My moonshot project was to compile Python
Obviously, I am not the first person to try this, and for a few days I read the docs of all major Python compilers and interpreters.
I decided to go with Codon, not because it solved my problem, but because it had pointers, memory management and a half decent C FFI.
Within 2 weeks I had a working prototype interfacing with all the libraries my team wanted, figured out all the interoperability with C++, built some auto-sugar for most the common things QRs use
I even found bugs in Codon and reported them
One of my coworkers said that was the first time he saw an intern debug assembly — apparently Codon has weird struct layout conventions.
I also managed to clobber the stack after passing more than 12 params to a function... later discovering Codon hardcodes function params...
I ended up going very deep into Arrow internals to figure out how to use this janky bootstrapped compiler on top of Codon to interface with Arrow tables with zero copy. #DataMovement
With half the internship time left, I was onto using my compiler in production
I got access to some super spicy secret volatility forecasting algorithm so I had to understand some stats
... Because I wanted to reimplement the algorithm itself not just translate it and compile it
I ended up creating a Dynamic Programming algorithm for this which could run on a circular buffer and make the most use out of caches.
The previous service ran in a couple of hours while mine ran in under 100ms — which enabled me to do many experiments and ended up improving the R² by 0.005 as well
Very simplified, and only for illustration purposes
Both systems start simultaneously.
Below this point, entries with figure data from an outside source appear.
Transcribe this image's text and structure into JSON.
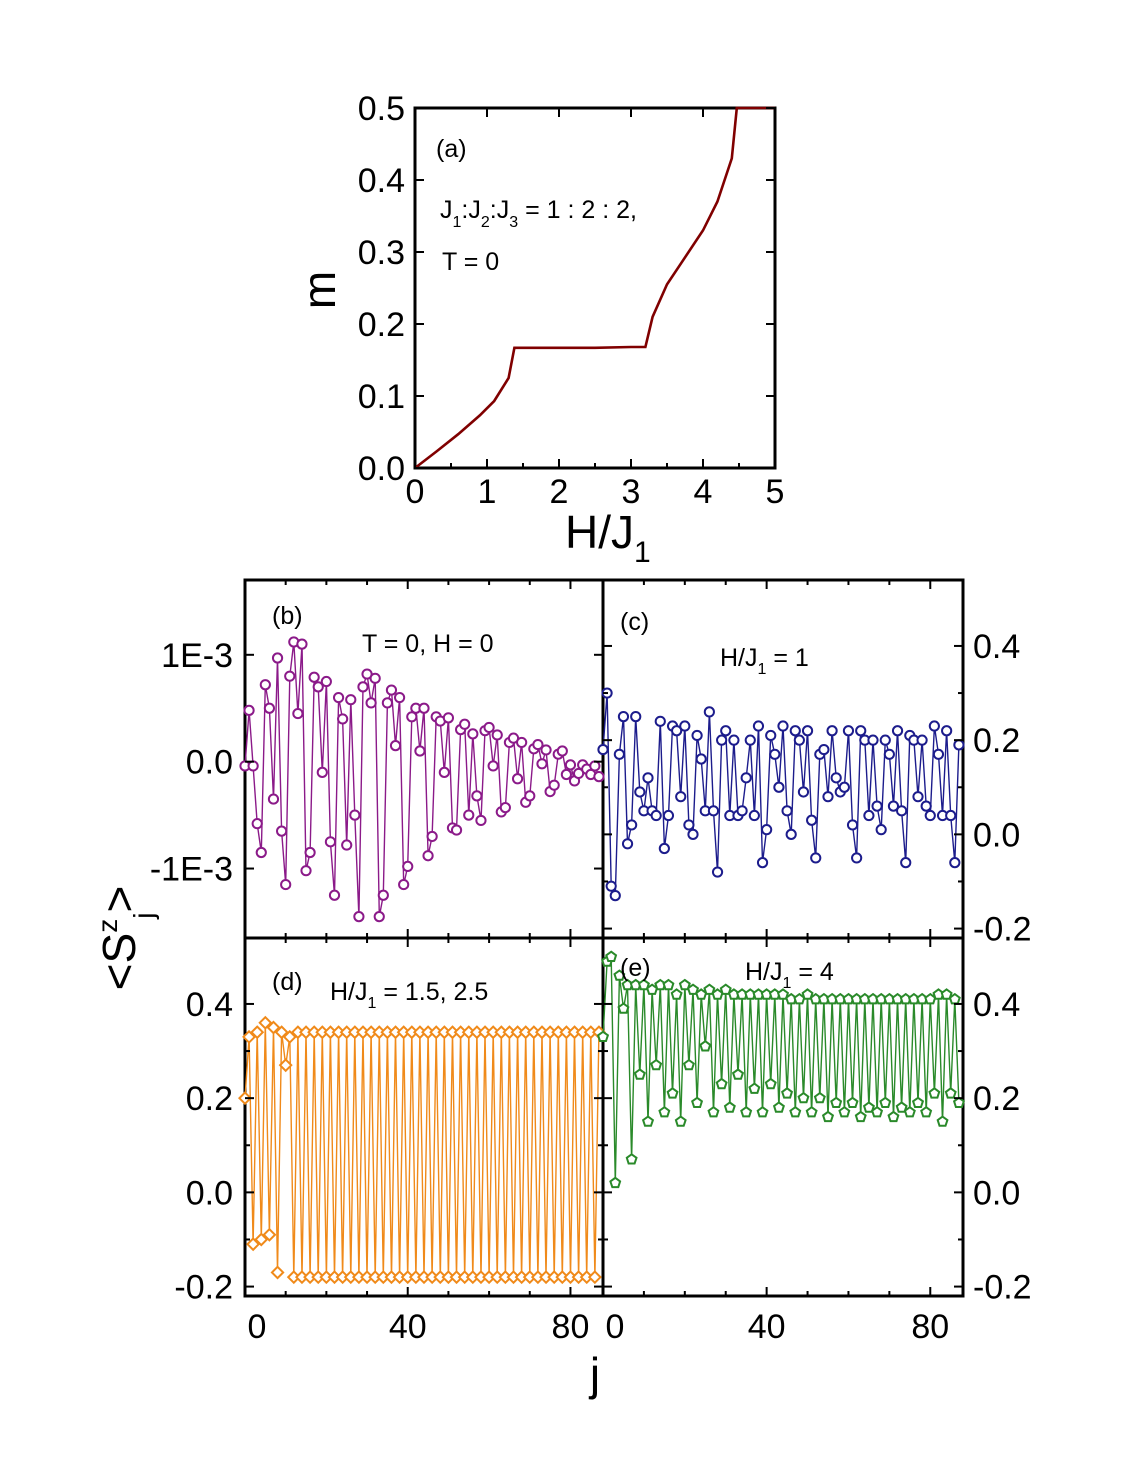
{
  "chart_data": [
    {
      "id": "a",
      "type": "line",
      "panel_label": "(a)",
      "annotation_lines": [
        "J_1:J_2:J_3 = 1 : 2 : 2,",
        "T = 0"
      ],
      "xlabel": "H/J_1",
      "ylabel": "m",
      "xlim": [
        0,
        5
      ],
      "ylim": [
        0,
        0.5
      ],
      "xticks": [
        "0",
        "1",
        "2",
        "3",
        "4",
        "5"
      ],
      "yticks": [
        "0.0",
        "0.1",
        "0.2",
        "0.3",
        "0.4",
        "0.5"
      ],
      "color": "#800000",
      "x": [
        0,
        0.3,
        0.6,
        0.9,
        1.1,
        1.3,
        1.38,
        1.5,
        2.0,
        2.5,
        3.0,
        3.2,
        3.3,
        3.5,
        3.7,
        4.0,
        4.2,
        4.4,
        4.47,
        5.0
      ],
      "y": [
        0,
        0.023,
        0.047,
        0.073,
        0.093,
        0.125,
        0.167,
        0.167,
        0.167,
        0.167,
        0.168,
        0.168,
        0.21,
        0.255,
        0.285,
        0.33,
        0.37,
        0.43,
        0.5,
        0.5
      ]
    },
    {
      "id": "b",
      "type": "line",
      "panel_label": "(b)",
      "annotation": "T = 0, H = 0",
      "ylim": [
        -0.00165,
        0.0017
      ],
      "yticks": [
        "1E-3",
        "0.0",
        "-1E-3"
      ],
      "xlim": [
        0,
        88
      ],
      "color": "#8B1A89",
      "marker": "circle",
      "x": [
        0,
        1,
        2,
        3,
        4,
        5,
        6,
        7,
        8,
        9,
        10,
        11,
        12,
        13,
        14,
        15,
        16,
        17,
        18,
        19,
        20,
        21,
        22,
        23,
        24,
        25,
        26,
        27,
        28,
        29,
        30,
        31,
        32,
        33,
        34,
        35,
        36,
        37,
        38,
        39,
        40,
        41,
        42,
        43,
        44,
        45,
        46,
        47,
        48,
        49,
        50,
        51,
        52,
        53,
        54,
        55,
        56,
        57,
        58,
        59,
        60,
        61,
        62,
        63,
        64,
        65,
        66,
        67,
        68,
        69,
        70,
        71,
        72,
        73,
        74,
        75,
        76,
        77,
        78,
        79,
        80,
        81,
        82,
        83,
        84,
        85,
        86,
        87
      ],
      "y": [
        -4e-05,
        0.00048,
        -4e-05,
        -0.00058,
        -0.00085,
        0.00072,
        0.0005,
        -0.00035,
        0.00097,
        -0.00065,
        -0.00115,
        0.0008,
        0.00112,
        0.00045,
        0.0011,
        -0.00102,
        -0.00085,
        0.00079,
        0.0007,
        -0.0001,
        0.00075,
        -0.00075,
        -0.00125,
        0.0006,
        0.0004,
        -0.00078,
        0.00058,
        -0.0005,
        -0.00145,
        0.0007,
        0.00082,
        0.00055,
        0.00078,
        -0.00145,
        -0.00125,
        0.00055,
        0.00067,
        0.00015,
        0.0006,
        -0.00115,
        -0.00098,
        0.00042,
        0.0005,
        0.0001,
        0.0005,
        -0.00088,
        -0.0007,
        0.00042,
        0.00038,
        -0.0001,
        0.00041,
        -0.00062,
        -0.00064,
        0.0003,
        0.00035,
        -0.0005,
        0.00026,
        -0.00032,
        -0.00055,
        0.00029,
        0.00032,
        -4e-05,
        0.00025,
        -0.00047,
        -0.00043,
        0.00018,
        0.00022,
        -0.00016,
        0.00018,
        -0.00038,
        -0.00032,
        0.00012,
        0.00016,
        -2e-05,
        0.00011,
        -0.00028,
        -0.00022,
        7e-05,
        0.0001,
        -0.00012,
        -3e-05,
        -0.00018,
        -0.00011,
        -3e-05,
        -7e-05,
        -0.00012,
        -4e-05,
        -0.00014
      ]
    },
    {
      "id": "c",
      "type": "line",
      "panel_label": "(c)",
      "annotation": "H/J_1 = 1",
      "ylim": [
        -0.22,
        0.54
      ],
      "yticks": [
        "0.4",
        "0.2",
        "0.0",
        "-0.2"
      ],
      "xlim": [
        0,
        88
      ],
      "color": "#1C1C8C",
      "marker": "circle",
      "x": [
        0,
        1,
        2,
        3,
        4,
        5,
        6,
        7,
        8,
        9,
        10,
        11,
        12,
        13,
        14,
        15,
        16,
        17,
        18,
        19,
        20,
        21,
        22,
        23,
        24,
        25,
        26,
        27,
        28,
        29,
        30,
        31,
        32,
        33,
        34,
        35,
        36,
        37,
        38,
        39,
        40,
        41,
        42,
        43,
        44,
        45,
        46,
        47,
        48,
        49,
        50,
        51,
        52,
        53,
        54,
        55,
        56,
        57,
        58,
        59,
        60,
        61,
        62,
        63,
        64,
        65,
        66,
        67,
        68,
        69,
        70,
        71,
        72,
        73,
        74,
        75,
        76,
        77,
        78,
        79,
        80,
        81,
        82,
        83,
        84,
        85,
        86,
        87
      ],
      "y": [
        0.18,
        0.3,
        -0.11,
        -0.13,
        0.17,
        0.25,
        -0.02,
        0.02,
        0.25,
        0.09,
        0.05,
        0.12,
        0.05,
        0.04,
        0.24,
        -0.03,
        0.04,
        0.23,
        0.22,
        0.08,
        0.23,
        0.02,
        0.0,
        0.21,
        0.16,
        0.05,
        0.26,
        0.05,
        -0.08,
        0.2,
        0.22,
        0.04,
        0.2,
        0.04,
        0.05,
        0.12,
        0.2,
        0.04,
        0.23,
        -0.06,
        0.01,
        0.21,
        0.17,
        0.1,
        0.23,
        0.05,
        0.0,
        0.22,
        0.2,
        0.09,
        0.22,
        0.03,
        -0.05,
        0.17,
        0.18,
        0.08,
        0.22,
        0.12,
        0.09,
        0.1,
        0.22,
        0.02,
        -0.05,
        0.22,
        0.2,
        0.04,
        0.2,
        0.06,
        0.01,
        0.2,
        0.17,
        0.06,
        0.22,
        0.05,
        -0.06,
        0.21,
        0.2,
        0.08,
        0.2,
        0.06,
        0.04,
        0.23,
        0.17,
        0.04,
        0.22,
        0.04,
        -0.06,
        0.19
      ]
    },
    {
      "id": "d",
      "type": "line",
      "panel_label": "(d)",
      "annotation": "H/J_1 = 1.5, 2.5",
      "ylim": [
        -0.22,
        0.54
      ],
      "yticks": [
        "0.4",
        "0.2",
        "0.0",
        "-0.2"
      ],
      "xlim": [
        0,
        88
      ],
      "xticks": [
        "0",
        "40",
        "80"
      ],
      "color": "#F08A1A",
      "marker": "diamond",
      "x": [
        0,
        1,
        2,
        3,
        4,
        5,
        6,
        7,
        8,
        9,
        10,
        11,
        12,
        13,
        14,
        15,
        16,
        17,
        18,
        19,
        20,
        21,
        22,
        23,
        24,
        25,
        26,
        27,
        28,
        29,
        30,
        31,
        32,
        33,
        34,
        35,
        36,
        37,
        38,
        39,
        40,
        41,
        42,
        43,
        44,
        45,
        46,
        47,
        48,
        49,
        50,
        51,
        52,
        53,
        54,
        55,
        56,
        57,
        58,
        59,
        60,
        61,
        62,
        63,
        64,
        65,
        66,
        67,
        68,
        69,
        70,
        71,
        72,
        73,
        74,
        75,
        76,
        77,
        78,
        79,
        80,
        81,
        82,
        83,
        84,
        85,
        86,
        87
      ],
      "y": [
        0.2,
        0.33,
        -0.11,
        0.34,
        -0.1,
        0.36,
        -0.09,
        0.35,
        -0.17,
        0.34,
        0.27,
        0.33,
        -0.18,
        0.34,
        -0.18,
        0.34,
        -0.18,
        0.34,
        -0.18,
        0.34,
        -0.18,
        0.34,
        -0.18,
        0.34,
        -0.18,
        0.34,
        -0.18,
        0.34,
        -0.18,
        0.34,
        -0.18,
        0.34,
        -0.18,
        0.34,
        -0.18,
        0.34,
        -0.18,
        0.34,
        -0.18,
        0.34,
        -0.18,
        0.34,
        -0.18,
        0.34,
        -0.18,
        0.34,
        -0.18,
        0.34,
        -0.18,
        0.34,
        -0.18,
        0.34,
        -0.18,
        0.34,
        -0.18,
        0.34,
        -0.18,
        0.34,
        -0.18,
        0.34,
        -0.18,
        0.34,
        -0.18,
        0.34,
        -0.18,
        0.34,
        -0.18,
        0.34,
        -0.18,
        0.34,
        -0.18,
        0.34,
        -0.18,
        0.34,
        -0.18,
        0.34,
        -0.18,
        0.34,
        -0.18,
        0.34,
        -0.18,
        0.34,
        -0.18,
        0.34,
        -0.18,
        0.34,
        -0.18,
        0.34
      ]
    },
    {
      "id": "e",
      "type": "line",
      "panel_label": "(e)",
      "annotation": "H/J_1 = 4",
      "ylim": [
        -0.22,
        0.54
      ],
      "yticks": [
        "0.4",
        "0.2",
        "0.0",
        "-0.2"
      ],
      "xlim": [
        0,
        88
      ],
      "xticks": [
        "0",
        "40",
        "80"
      ],
      "color": "#2A8A2A",
      "marker": "pentagon",
      "x": [
        0,
        1,
        2,
        3,
        4,
        5,
        6,
        7,
        8,
        9,
        10,
        11,
        12,
        13,
        14,
        15,
        16,
        17,
        18,
        19,
        20,
        21,
        22,
        23,
        24,
        25,
        26,
        27,
        28,
        29,
        30,
        31,
        32,
        33,
        34,
        35,
        36,
        37,
        38,
        39,
        40,
        41,
        42,
        43,
        44,
        45,
        46,
        47,
        48,
        49,
        50,
        51,
        52,
        53,
        54,
        55,
        56,
        57,
        58,
        59,
        60,
        61,
        62,
        63,
        64,
        65,
        66,
        67,
        68,
        69,
        70,
        71,
        72,
        73,
        74,
        75,
        76,
        77,
        78,
        79,
        80,
        81,
        82,
        83,
        84,
        85,
        86,
        87
      ],
      "y": [
        0.33,
        0.49,
        0.5,
        0.02,
        0.46,
        0.39,
        0.44,
        0.07,
        0.44,
        0.25,
        0.44,
        0.15,
        0.43,
        0.27,
        0.44,
        0.17,
        0.44,
        0.21,
        0.42,
        0.15,
        0.44,
        0.27,
        0.43,
        0.19,
        0.42,
        0.31,
        0.43,
        0.17,
        0.42,
        0.23,
        0.43,
        0.18,
        0.42,
        0.25,
        0.42,
        0.17,
        0.42,
        0.22,
        0.42,
        0.17,
        0.42,
        0.23,
        0.42,
        0.18,
        0.42,
        0.21,
        0.41,
        0.17,
        0.41,
        0.2,
        0.42,
        0.17,
        0.41,
        0.2,
        0.41,
        0.16,
        0.41,
        0.19,
        0.41,
        0.17,
        0.41,
        0.19,
        0.41,
        0.16,
        0.41,
        0.18,
        0.41,
        0.17,
        0.41,
        0.19,
        0.41,
        0.16,
        0.41,
        0.18,
        0.41,
        0.17,
        0.41,
        0.19,
        0.41,
        0.17,
        0.41,
        0.21,
        0.42,
        0.15,
        0.42,
        0.21,
        0.41,
        0.19
      ]
    }
  ],
  "shared": {
    "lower_xlabel": "j",
    "lower_ylabel": "<S^z_j>"
  }
}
Each processes one year of daily data and returns a volatility forecast. The ball reaches the finish line when the computation completes.
- Python strategy code is parsed to an AST, type-inferred, then lowered to a typed IR. From there, C++ source is emitted and compiled to a native shared library via LLVM. Strategy engineers write ordinary Python; the runtime runs native code.
- A bidirectional interoperability layer allows compiled functions to call back into Python objects — and Python to call compiled functions — without data copying or serialisation. No FFI boilerplate required from the strategy author's side.
- NumPy arrays, Arrow record batches, and Pandas DataFrames are passed across the language boundary as zero-copy views of existing memory buffers.
- The volatility forecasting service backtests a full year of daily closes and produces a forecast in under 100ms. R² improved by 0.005 over the interpreted baseline.